Just fell off a train. Bad.
we were just talking about designated drivers and i suggested we each hire a mexican day laborer to give us piggy back rides... i have the best ideas eveeer
She told me I reminded her of the fair. And she wanted to deep fry my dick and eat it.
My roommate is on the phone with one of her friends trying to figure out how she threw up IN her pants. I'm not sure whether to burst out laughing or direct her towards Plan B.
You know why I moved here? No public intoxication law.
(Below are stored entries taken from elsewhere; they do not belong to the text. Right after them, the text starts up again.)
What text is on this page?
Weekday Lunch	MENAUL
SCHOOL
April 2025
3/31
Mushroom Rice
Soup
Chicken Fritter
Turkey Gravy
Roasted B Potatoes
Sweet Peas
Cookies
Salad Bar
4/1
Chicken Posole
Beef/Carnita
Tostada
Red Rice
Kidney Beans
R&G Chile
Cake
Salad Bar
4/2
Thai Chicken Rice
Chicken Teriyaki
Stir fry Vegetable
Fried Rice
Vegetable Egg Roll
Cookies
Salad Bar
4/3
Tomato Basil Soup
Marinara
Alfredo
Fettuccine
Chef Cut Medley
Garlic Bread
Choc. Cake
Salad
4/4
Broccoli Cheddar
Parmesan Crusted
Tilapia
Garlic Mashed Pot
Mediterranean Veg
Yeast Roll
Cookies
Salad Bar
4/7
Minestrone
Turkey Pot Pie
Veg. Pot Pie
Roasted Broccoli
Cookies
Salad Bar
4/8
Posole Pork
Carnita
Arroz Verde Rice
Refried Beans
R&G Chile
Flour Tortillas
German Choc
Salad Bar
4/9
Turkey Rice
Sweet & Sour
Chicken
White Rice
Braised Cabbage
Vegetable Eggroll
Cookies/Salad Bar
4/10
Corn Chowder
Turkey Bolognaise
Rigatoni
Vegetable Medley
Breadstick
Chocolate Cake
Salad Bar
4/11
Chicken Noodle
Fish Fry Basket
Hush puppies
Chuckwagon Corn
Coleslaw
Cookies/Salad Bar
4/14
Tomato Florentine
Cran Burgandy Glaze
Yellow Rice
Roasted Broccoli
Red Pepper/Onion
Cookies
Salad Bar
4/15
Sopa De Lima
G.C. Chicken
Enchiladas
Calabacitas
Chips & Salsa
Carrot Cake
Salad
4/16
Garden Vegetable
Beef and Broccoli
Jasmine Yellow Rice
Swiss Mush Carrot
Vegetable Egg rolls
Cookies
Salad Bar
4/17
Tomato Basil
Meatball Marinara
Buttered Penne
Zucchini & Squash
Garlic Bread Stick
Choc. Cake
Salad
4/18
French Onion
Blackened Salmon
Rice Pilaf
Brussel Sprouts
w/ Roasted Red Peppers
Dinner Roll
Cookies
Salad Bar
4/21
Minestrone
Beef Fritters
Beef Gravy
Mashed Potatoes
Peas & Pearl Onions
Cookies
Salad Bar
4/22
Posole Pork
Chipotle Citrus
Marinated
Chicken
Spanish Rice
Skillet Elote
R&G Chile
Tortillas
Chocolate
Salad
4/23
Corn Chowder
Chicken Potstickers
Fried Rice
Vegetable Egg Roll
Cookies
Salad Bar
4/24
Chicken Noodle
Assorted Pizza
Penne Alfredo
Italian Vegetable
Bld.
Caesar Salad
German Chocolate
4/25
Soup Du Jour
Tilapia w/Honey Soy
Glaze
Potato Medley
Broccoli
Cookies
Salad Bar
A cop just helped me from my bent over vomit pose, asked if I was ok, and gave me a ride home.
You can't have your penis and eat it, too.
I need to make a 'no kissing' rule for my casual hookups during cold season...this cold is so not worth it.
Upside of a two-day migraine: thanks to a prominent "E" in the middle of every pill, I think we can totally pass off Excedrine Migraine as ecstasy to stupid, drunk freshman. This is totally going to happen. That entrepreneurship course is paying off.
officially hit rock bottom.. been yelling through the vent in my room to my little brother trying to convince him to get me water for the past two hours. i fear feeling the full effect of my hangover if i stand.
Watching the dude who probably knocked me up be all cute with his girlfriend on my couch. I am too nice, and I hate today.
Yes... I'll kill two birds with one crazy ecstacy filled night.
We work out, have really intense sex, and then eat cereal marketed for children. We have a system, okay?
Please tell me how the stripper got back to Sarah's from the trailer park
Nothing can teach you regret more efficiently than a wine hangover.
He was tied up with the electrical tape and force fed wine from a box. It was never going to end well.